Thursday, February 6, 2020

Kay and Christopher

So, I've been delayed getting this post up by three smallish projects I wanted to get off my desk. Don't want to bog down and get distracted again so I'll try to keep this short.

First off, thanks for the many interesting and well-informed Comments.

My own take on the the respective roles of Christopher Tolkien and Guy Gavriel Kay in putting together the 1977 SILMARILLION is simple: I don't know of any evidence that Kay wrote any of it. And I wd be surprised if he did.

I think it far more likely that Kay helped in the sorting and sequencing of the manuscripts, that all-important stage of surveying just what materials existed for each chapter or associated work, after which Christopher wd have decided just which Ms he wd use as his text(s). I think Kay also served as a sounding board, whereby Christopher wd occasionally ask his opinion on specific points. Sometimes Christopher took Kay's advice, and we know of one or two specific examples. But the decisions wd have been entirely Christopher's to make.

In short, I see the Christopher/Kay working relationship as paralleling Christopher's working relationship with Taum Santoski a decade later on the LotR Mss, probably because I was there to see the latter.


By contrast, Kilby's role a decade before CT/GGK 's work was quite different: every other day or so for a month Kilby dropped by Sandfield Road and picked up a typescript of a given chapter of SILM, talking about the preceding chapter with Tolkien*, and repeated the process day by day. So what he saw was the latest version of the component pieces (including associated documents like the ATHRABETH), what I call 'the 1966 SILMARILLION'. Of the three --Kilby, Kay, and Taum -- I think Kilby had the least input and Kay probably the most, with Taum between the two, closer to Kay than Kilby.

And I'm grateful to them all.


--John R.
--current reading: Richard Sala graphic novels (EVIL EYE, THE CHUCKLING WHATSIT)

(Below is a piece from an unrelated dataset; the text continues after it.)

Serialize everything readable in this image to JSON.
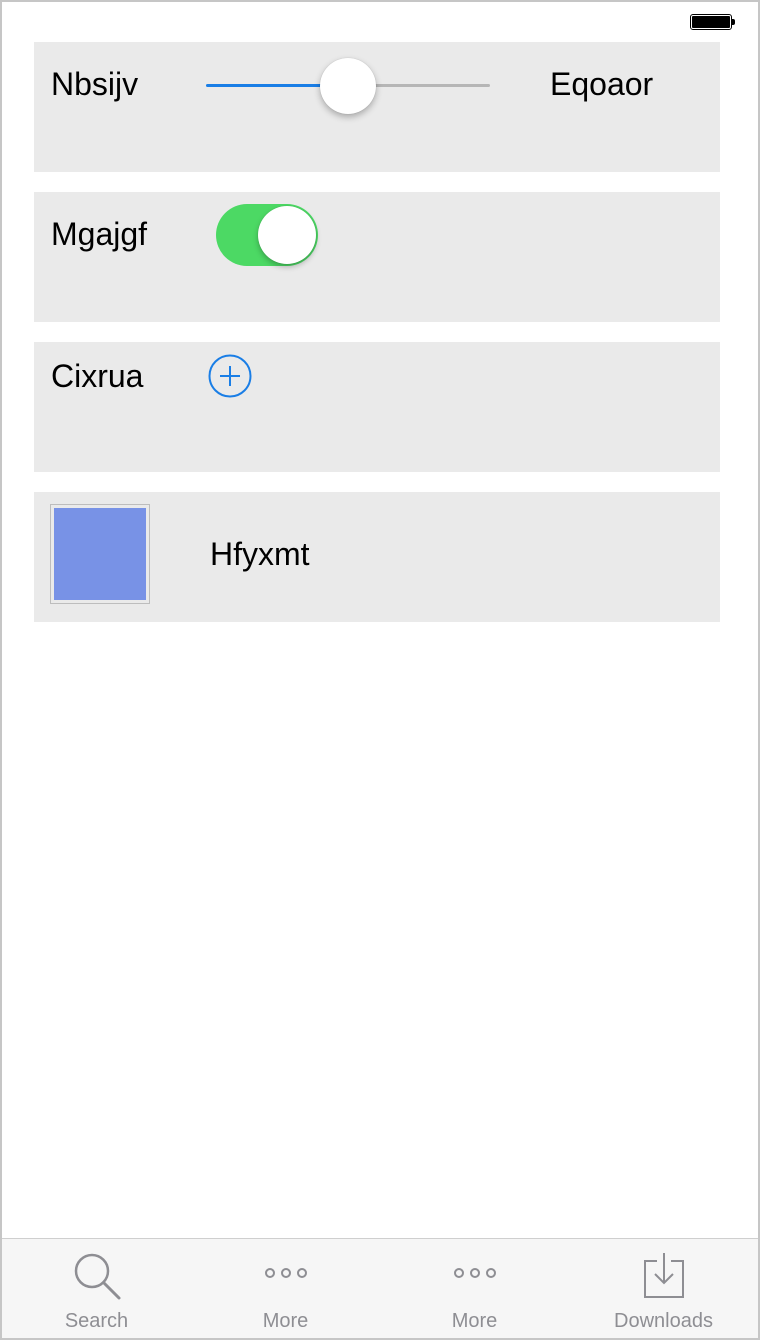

* though given the interconnectedness of everything in Tolkien, in practice they spent more time talking about the legendarium than that day's specific piece.

3 comments:

Doug Kane said...

Thanks, John. My guess is that the vast majority of the work was Christopher's, particularly with regard to the mind-boggling constructions of passages and even individual sentences that combine different parts of Tolkien's own writing from different sources, primarily but not exclusively the later Annals and the later edits of the Quenta itself (or in the case of the last two chapters, the earlier Quenta). It is that one chapter that has so much original material that I wonder about. But I don't think we'll ever know for sure. The only ones that know for sure either are no longer here to speak, or not interested in doing so.

Bill said...

Unless, that is, CT's personal History of the Silmarillion is ever published.

Doug Kane said...

True, although it is not clear that even then it would be clear. In the Foreward to The Peoples of Middle-earth, Christopher wrote of what became the portions of HoMe related to the Elder Days: "It began indeed as an entirely 'private' study, without thought or purpose of publication: an exhaustive investigation and analysis of all the materials concerned with what came to be called the Elder Days, from the earliest beginnings, omitting no detail of name-form or textual variation. From that original work derives the respect for the precise wording of the texts, and the insistence that no stone (especially stones bearing names) be left unturned, that characterises, perhaps excessively, The History of Middle-earth." The only other public comment that I am aware of that Christopher ever made about his personal History of the Silmarillion was in an interview with the Guardian in May of 2009 when he stated: "After its publication in 1977 I began on what at first was a purely private study, a History of The Silmarillion, an exhaustive investigation and analysis of every page and passage in all my father's writings, leaving no stone unturned; and as this evolved over the years it became, greatly enlarged in scope, The History of Middle-Earth in 12 books, finally completed in 1996. In this the relationship is revealed between the published Silmarillion and the vast mass of writing from which it was derived – but not of course all the reasons and justifications for the way in which the work was carried out." It does not sound from these statements like his personal History of the Silmarillion is a history of the creation of the published work, but rather a detailed examination of all of his father's writings.